I love the memory of those early days in the shelter because it is where I met my partner Z when they were volunteering to help start our website.
Do you have a specific memory from your time with AVP that sticks out?
There’s a hundred experiences, but I would say in 2017, I lost a friend to hate violence. I’d like to give a trauma warning here. I’m going to talk about my friend Drew, who was killed at the hands of somebody he hooked up with on his birthday. And that person really hated himself, just hated himself as a gay person, hadn’t come out, and ended up killing my friend Drew. And at that time, I had been working with NCAVP on the Governance Committee, but it was mostly outgoing support. Until that point, there was never a need for me as an advocate and as a person impacted by violence. When Drew died, I needed the support of the coalition. The NCAVP Governance Committee members really wrapped their arms around me and helped me get through it as an individual and, as an advocate, to figure out how do I respond to this in the community when it was somebody that I loved and knew so well. The NCAVP Governance Committee helped me create a campaign about loving yourself, trying to get to kids younger with the message of self-love and acceptance. And how to reach out for help.

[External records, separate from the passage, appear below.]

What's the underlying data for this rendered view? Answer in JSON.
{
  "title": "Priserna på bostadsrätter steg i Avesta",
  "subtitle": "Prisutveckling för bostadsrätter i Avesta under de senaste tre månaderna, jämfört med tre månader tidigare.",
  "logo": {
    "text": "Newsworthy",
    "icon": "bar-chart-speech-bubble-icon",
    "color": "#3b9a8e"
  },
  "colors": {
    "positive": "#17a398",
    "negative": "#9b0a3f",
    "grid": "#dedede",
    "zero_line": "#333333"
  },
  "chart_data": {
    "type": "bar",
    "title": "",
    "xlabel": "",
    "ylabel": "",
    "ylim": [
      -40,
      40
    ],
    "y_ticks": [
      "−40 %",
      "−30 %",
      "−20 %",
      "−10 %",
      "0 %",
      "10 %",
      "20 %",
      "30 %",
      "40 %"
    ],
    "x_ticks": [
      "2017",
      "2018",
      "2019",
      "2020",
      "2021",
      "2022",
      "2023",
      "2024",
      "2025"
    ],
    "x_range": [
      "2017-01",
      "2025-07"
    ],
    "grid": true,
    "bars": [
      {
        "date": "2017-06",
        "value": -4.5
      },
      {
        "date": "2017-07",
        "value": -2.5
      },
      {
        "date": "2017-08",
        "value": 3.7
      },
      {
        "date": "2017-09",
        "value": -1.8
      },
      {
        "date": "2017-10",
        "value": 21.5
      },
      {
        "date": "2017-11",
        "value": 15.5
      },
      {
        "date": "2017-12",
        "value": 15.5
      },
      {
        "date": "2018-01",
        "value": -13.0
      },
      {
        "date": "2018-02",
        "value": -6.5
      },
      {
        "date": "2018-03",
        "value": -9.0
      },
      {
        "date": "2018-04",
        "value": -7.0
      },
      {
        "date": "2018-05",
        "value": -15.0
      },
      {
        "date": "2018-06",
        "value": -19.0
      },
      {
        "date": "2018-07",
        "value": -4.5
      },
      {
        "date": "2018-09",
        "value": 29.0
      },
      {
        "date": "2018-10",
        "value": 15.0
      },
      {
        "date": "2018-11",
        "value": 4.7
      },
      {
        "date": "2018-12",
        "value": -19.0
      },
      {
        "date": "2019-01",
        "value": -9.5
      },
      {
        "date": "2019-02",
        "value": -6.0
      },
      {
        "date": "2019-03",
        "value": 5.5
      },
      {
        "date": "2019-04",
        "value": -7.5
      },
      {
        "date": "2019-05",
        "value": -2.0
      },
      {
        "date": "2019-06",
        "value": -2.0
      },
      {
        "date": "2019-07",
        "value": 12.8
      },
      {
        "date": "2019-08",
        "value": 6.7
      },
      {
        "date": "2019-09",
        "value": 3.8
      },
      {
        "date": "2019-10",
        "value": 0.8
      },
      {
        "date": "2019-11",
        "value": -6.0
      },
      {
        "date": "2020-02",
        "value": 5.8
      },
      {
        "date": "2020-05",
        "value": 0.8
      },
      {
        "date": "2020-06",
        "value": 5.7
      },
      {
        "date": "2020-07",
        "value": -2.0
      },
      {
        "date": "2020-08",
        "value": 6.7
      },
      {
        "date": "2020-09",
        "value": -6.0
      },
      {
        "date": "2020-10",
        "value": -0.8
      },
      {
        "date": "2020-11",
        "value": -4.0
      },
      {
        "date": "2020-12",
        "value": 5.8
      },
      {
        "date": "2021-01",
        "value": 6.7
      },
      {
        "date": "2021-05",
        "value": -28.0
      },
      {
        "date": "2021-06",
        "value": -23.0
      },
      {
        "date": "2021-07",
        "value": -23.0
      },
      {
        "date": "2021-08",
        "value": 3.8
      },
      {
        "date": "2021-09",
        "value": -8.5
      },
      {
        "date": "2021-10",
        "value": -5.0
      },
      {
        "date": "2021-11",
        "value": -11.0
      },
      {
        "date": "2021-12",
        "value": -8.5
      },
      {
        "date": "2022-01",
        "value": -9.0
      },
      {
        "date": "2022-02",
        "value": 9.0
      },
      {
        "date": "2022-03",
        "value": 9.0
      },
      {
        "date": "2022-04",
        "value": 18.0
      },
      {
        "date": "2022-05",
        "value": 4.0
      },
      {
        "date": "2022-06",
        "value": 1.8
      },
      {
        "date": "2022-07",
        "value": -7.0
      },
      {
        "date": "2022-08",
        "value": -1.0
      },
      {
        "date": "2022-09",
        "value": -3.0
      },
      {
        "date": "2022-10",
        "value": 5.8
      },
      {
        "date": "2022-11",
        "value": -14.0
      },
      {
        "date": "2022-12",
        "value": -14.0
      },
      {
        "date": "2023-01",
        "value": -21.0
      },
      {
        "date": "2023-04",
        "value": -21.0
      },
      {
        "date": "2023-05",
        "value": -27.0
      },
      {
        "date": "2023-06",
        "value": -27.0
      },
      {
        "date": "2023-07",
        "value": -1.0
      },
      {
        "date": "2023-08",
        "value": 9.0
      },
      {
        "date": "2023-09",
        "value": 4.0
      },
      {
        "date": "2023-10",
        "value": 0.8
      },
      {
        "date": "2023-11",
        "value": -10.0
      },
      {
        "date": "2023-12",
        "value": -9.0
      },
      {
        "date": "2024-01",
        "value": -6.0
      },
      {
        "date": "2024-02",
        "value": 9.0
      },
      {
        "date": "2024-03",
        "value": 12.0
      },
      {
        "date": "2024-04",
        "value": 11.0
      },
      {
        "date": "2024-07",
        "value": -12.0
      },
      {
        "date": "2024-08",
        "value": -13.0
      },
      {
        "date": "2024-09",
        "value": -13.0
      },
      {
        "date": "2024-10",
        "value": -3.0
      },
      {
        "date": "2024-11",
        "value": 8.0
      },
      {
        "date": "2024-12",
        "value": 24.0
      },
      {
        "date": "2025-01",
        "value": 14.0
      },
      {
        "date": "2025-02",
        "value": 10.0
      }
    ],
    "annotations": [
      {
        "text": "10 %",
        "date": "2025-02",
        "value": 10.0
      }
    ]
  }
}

What impact has working with AVP had on your advocacy?
I think the most impactful way that working as part of NCAVP has shaped my advocacy has been to highlight the need to center Black trans women, to center the voices of Black queer people, BIPOC folks. And I think without NCAVP, I would not have known how to do that as well. I’m Latinx myself, but white presenting. So I come to the work with a lot of recognized privilege, and I needed to listen to the voices of those historically excluded, to be able to really build our program in a way that mirrored what other programs were doing successfully. It’s just really important to not just have representation, but representation from the community, that is the community. And, I think that’s been the greatest gift because it helps us all. As everybody knows in this work, if you serve those who have been historically excluded, everybody gets served. White people will always get served. So when we center the BIPOC folks, it just means that now we’ve included a whole bunch of people who haven’t been included before, and it makes our programs more cutting edge, because otherwise, we wouldn’t be doing transformative justice work. That’s not a conversation that happens in white communities. We all cause harm in community. How [can] we be accountable to each other? Today, Diverse & Resilient’s AVP has grown from just one advocate, me, to a team of five with offices in Northeast and Southeast Wisconsin. I truly believe that our AVP would not exist without NCAVP.
This interview has been shortened and condensed for clarity.